Hohes Käuferpotenzial im deutschen Markt

Die deutschen Studienteilnehmer weisen eine hohe private Internetnutzung auf und shoppen generell häufig online. Das LOH-Marketing sollte daher webbasiert sein. Vor allem die Aversen und Bequemen zeigen hohes Potenzial, zukünftig ihre Lebensmittel online zu kaufen. Beide zeichnen sich durch klare Strukturen aus und umfassen rund 60 Prozent der Stichprobe. Die Aversen, welche die höchste Online-Einkaufsrate vorweisen und vor allem Lieferrisiken als Barriere wahrnehmen, könnten mittels wohlwollender Erstattungsregelungen überzeugt werden. Die Bequemen ließen sich online über Webseiten, die das Leben einfacher machen, ansprechen (etwa Vergleichsportale wie Stiftungwarentest.de oder check24.de). ■
Christian Deutsch ist Dipl.-Ing. agr. und Doktorand am Lehrstuhl für Marktforschung der Agrar- und Ernährungswirtschaft der Universität Bonn. Zuvor arbeitete er sechs Jahre in leitenden Positionen des größten europäischen Direktvermarkters von Tiefkühllebensmitteln.
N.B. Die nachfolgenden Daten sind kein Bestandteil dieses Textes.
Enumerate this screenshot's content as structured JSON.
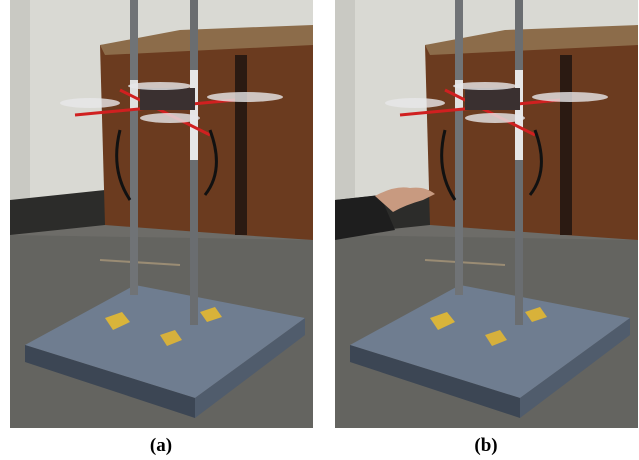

Dr. Nikolai Reynolds leitet den quantitativen Marketing Research-Bereich bei Ipsos Deutschland. Dieser umfasst die Themen Innovationsmarktforschung, Markenforschung, Produkttesting und Shopper Research unterschiedlicher Industrien. Er promovierte am Lehrstuhl für Marktforschung der Universität Bonn und ist dort auch als Lehrbeauftragter tätig.